Pelo GNRation vai passar a influência pós-rock dos First Breath After Coma, sonoridade que lhes valeu a nomeação para Álbum do Ano da IMPALA ao lado de nomes como Radiohead. Aos leirienses, junta-se o colectivo electrónico Holy Nothing numa viagem pela experimentação com sintetizadores, caixas de groove, ritmos tropicais e ambientes hipnóticos. No sábado, o espaço mítico da cidade de Braga será palco de Luís Severo que, depois de Cara d’Anjo (2015) editou um segundo álbum no qual prova o seu talento para a composição e continua a distribuir músicas inspiradas no amor e na paisagem, e Moullinex, o projecto a solo de Luís Clara Gomes também com novo registo: “Hypersex”, uma carta de amor colectiva de quem acredita que é possível dançar um caminho para um mundo melhor.
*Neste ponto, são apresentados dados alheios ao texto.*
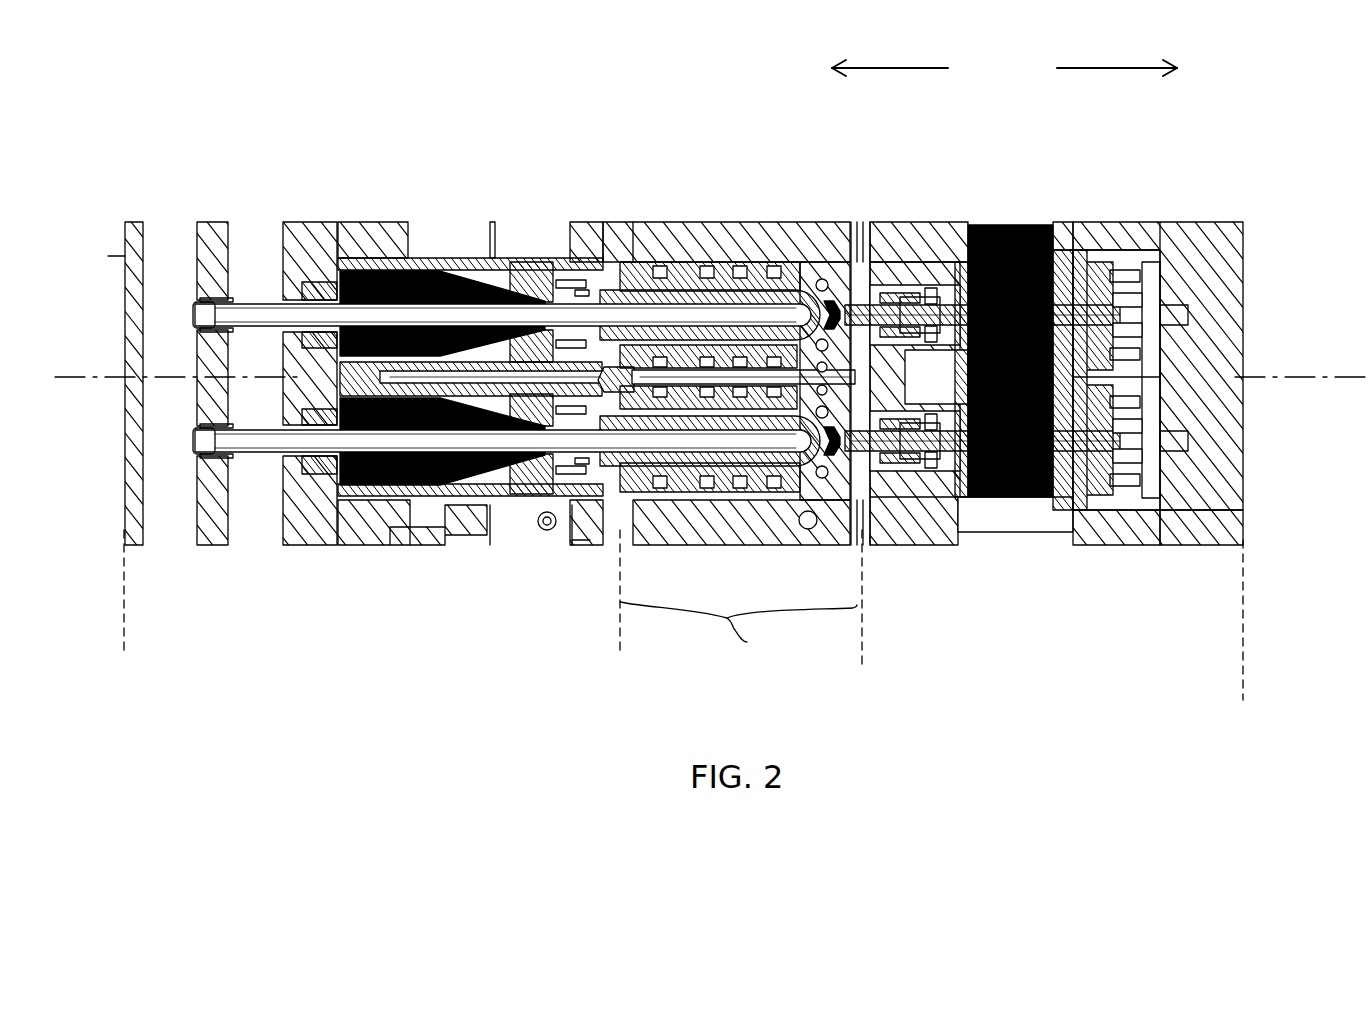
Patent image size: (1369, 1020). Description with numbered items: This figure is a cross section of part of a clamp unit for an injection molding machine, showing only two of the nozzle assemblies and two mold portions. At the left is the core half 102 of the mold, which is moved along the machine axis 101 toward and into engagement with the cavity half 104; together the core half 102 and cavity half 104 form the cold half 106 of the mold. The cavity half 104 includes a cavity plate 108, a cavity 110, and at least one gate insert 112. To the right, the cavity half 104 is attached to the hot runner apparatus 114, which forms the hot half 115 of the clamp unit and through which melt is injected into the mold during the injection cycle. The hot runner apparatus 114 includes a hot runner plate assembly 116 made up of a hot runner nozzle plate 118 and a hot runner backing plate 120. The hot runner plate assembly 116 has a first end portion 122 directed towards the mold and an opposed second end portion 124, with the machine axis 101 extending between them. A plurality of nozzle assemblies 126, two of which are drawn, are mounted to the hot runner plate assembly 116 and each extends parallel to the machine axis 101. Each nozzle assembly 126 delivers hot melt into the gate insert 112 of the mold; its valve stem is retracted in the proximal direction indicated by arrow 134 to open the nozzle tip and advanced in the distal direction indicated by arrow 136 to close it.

The machine axis 101 is at (90, 393).
The core half 102 is at (125, 578).
The cavity half 104 is at (684, 437).
The cold half 106 is at (125, 633).
The cavity plate 108 is at (697, 233).
The cavity 110 is at (738, 487).
The gate insert 112 is at (800, 487).
The hot runner apparatus 114 is at (1094, 559).
The hot half 115 is at (862, 658).
The hot runner plate assembly 116 is at (1200, 237).
The hot runner nozzle plate 118 is at (883, 530).
The hot runner backing plate 120 is at (1195, 522).
The first end portion 122 is at (888, 236).
The second end portion 124 is at (1221, 528).
The nozzle assembly 126 is at (938, 240).
The arrow indicating proximal direction 134 is at (1107, 67).
The arrow indicating distal direction 136 is at (882, 67).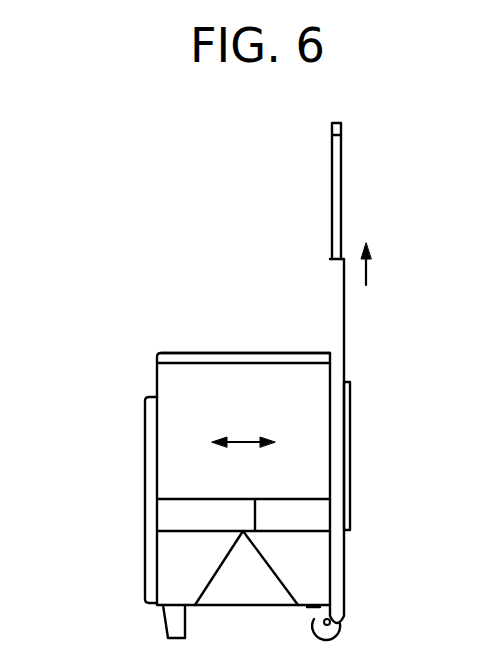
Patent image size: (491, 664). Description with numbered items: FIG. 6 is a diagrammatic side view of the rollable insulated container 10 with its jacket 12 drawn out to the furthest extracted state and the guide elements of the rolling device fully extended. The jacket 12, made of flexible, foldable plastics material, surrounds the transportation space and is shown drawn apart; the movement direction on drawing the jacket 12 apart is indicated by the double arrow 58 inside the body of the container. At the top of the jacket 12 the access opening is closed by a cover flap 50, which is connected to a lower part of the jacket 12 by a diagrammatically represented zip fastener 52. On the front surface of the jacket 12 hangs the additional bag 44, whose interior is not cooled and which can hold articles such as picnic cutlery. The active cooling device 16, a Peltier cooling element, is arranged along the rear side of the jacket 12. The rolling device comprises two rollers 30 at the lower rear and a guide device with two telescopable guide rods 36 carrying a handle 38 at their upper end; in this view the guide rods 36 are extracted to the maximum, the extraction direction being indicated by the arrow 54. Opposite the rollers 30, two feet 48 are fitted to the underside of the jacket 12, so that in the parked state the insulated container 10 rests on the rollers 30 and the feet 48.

The insulated container 10 is at (205, 214).
The jacket 12 is at (208, 389).
The active cooling device 16 is at (350, 452).
The rollers 30 is at (333, 628).
The guide rods 36 is at (332, 190).
The handle 38 is at (342, 127).
The additional bag 44 is at (150, 438).
The feet 48 is at (175, 625).
The cover flap 50 is at (275, 355).
The zip fastener 52 is at (243, 363).
The arrow 54 is at (366, 268).
The double arrow 58 is at (245, 440).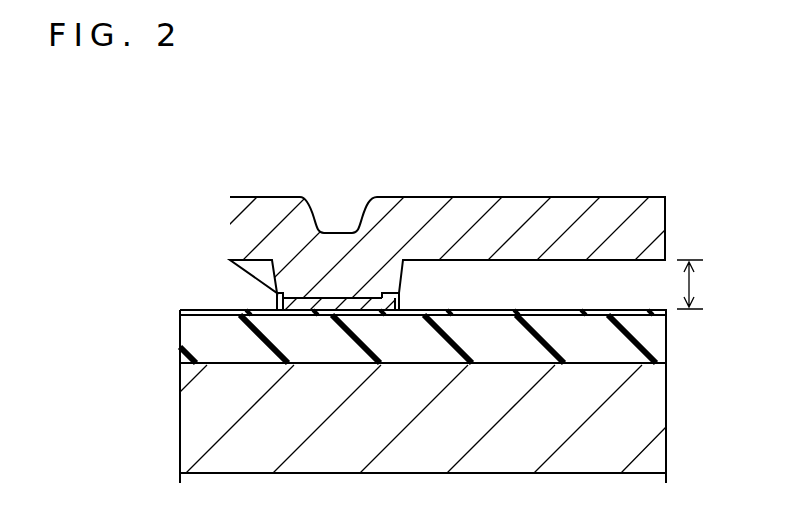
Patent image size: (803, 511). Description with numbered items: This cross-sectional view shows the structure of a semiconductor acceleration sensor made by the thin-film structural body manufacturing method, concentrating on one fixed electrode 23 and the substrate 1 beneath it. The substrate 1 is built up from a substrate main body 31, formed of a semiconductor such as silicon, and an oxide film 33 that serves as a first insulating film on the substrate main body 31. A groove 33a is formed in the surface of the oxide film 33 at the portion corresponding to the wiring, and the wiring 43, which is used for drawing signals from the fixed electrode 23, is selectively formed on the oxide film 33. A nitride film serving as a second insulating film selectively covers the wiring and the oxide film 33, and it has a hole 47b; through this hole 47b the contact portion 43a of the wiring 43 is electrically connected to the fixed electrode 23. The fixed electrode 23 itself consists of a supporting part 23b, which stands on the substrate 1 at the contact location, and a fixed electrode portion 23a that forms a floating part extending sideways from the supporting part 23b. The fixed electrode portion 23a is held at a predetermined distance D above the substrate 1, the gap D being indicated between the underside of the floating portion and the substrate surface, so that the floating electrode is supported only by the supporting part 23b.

The substrate 1 is at (179, 413).
The substrate main body 31 is at (667, 413).
The oxide film 33 is at (667, 347).
The groove 33a is at (377, 298).
The wiring 43 is at (330, 298).
The contact portion 43a is at (348, 298).
The hole 47b is at (296, 294).
The fixed electrode 23 is at (230, 221).
The fixed electrode portion 23a is at (540, 197).
The supporting part 23b is at (403, 284).
The predetermined distance D is at (690, 283).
Além dos concertos em sala, o Festival Para Gente Sentada volta a levar a música até ao centro da cidade com concertos de Máquina del Amor, o quarteto que junta bateria, teclados e guitarras estridentes numa união de visões que tem como objectivo levar o público a uma experiência inclusiva e futurística, e os bracarenses Ermo que, a tocar em casa, mostram como pode ser difícil definir um género, numa combinação de voz, samples, guitarra e poesia que resulta numa surpreendente e peculiar criatividade.